- Born: Mohd Darab Farooqui 22 June 1975 (age 50) Jaipur, Rajasthan
- Education: Bachelor of Arts
- Alma mater: Rajasthan University
- Occupations: Film writer; Columnist;
- Years active: 2009 - present
- Known for: Victory (2009); Tigers (2014); Dedh Ishqiya (2014); Notebook (2019); Ae Watan Mere Watan (2024);
- Parents: Shameem A Farooqui (father); Yasmeen Farooqui (mother);

= Darab Farooqui =

Indian screenwriter

Darab Farooqui (born 22 June 1975) is an Indian film writer. He has written Victory (2009), Tigers (2014), Dedh Ishqiya (2014) and Notebook (2019). He worked with Karan Johar in his latest movie called Ae Watan Mere Watan (2024) directed by Kannan Iyer.

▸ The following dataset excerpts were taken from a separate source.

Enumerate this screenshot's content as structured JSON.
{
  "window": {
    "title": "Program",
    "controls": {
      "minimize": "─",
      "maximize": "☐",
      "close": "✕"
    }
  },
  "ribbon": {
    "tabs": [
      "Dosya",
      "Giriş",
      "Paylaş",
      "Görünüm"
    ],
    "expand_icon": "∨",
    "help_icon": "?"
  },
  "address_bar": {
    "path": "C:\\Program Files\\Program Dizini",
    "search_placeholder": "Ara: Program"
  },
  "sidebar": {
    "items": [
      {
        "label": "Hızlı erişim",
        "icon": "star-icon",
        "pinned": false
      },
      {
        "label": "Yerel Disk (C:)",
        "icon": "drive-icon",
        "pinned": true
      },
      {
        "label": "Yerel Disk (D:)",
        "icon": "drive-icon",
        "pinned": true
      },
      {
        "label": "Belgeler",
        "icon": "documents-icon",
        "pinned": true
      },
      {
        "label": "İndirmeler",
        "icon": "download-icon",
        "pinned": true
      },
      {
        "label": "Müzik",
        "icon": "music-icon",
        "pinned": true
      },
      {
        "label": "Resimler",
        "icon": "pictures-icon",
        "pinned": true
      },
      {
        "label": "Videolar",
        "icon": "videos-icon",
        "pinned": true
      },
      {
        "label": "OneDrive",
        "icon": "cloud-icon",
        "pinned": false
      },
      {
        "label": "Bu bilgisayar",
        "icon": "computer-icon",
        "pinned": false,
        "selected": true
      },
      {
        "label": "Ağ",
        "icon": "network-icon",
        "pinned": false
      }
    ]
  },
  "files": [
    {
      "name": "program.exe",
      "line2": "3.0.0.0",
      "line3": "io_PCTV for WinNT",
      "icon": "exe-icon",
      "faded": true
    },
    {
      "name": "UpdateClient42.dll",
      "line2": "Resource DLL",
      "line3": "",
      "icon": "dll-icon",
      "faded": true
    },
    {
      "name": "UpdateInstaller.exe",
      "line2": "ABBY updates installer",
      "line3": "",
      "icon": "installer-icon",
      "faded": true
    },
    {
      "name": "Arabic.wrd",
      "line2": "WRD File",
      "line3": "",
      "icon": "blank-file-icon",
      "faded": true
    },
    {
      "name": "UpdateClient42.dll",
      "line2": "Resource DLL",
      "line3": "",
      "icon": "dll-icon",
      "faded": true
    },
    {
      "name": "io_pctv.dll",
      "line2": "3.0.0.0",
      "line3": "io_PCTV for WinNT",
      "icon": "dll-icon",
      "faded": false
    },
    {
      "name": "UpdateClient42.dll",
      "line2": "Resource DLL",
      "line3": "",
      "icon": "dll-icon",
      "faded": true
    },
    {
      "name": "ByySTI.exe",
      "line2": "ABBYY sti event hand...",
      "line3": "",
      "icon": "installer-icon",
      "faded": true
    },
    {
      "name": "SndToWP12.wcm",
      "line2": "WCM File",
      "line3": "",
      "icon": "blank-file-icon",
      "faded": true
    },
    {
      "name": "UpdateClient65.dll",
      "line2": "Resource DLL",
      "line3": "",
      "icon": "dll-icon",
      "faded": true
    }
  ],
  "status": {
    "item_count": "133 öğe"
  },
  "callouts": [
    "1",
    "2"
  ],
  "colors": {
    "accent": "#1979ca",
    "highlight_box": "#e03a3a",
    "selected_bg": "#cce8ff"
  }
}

== Early life and education ==

Darab was born on 22 June 1975 in Jaipur, Rajasthan to Shameem A Farooqui and Yasmeen Farooqui.

Darab completed his Bachelor degree from Rajasthan University as a distant learner.
He also contributes to The Wire News.

He had written Naam Shaheenbagh Hai, a short poem at the time of Shaheen Bagh protest.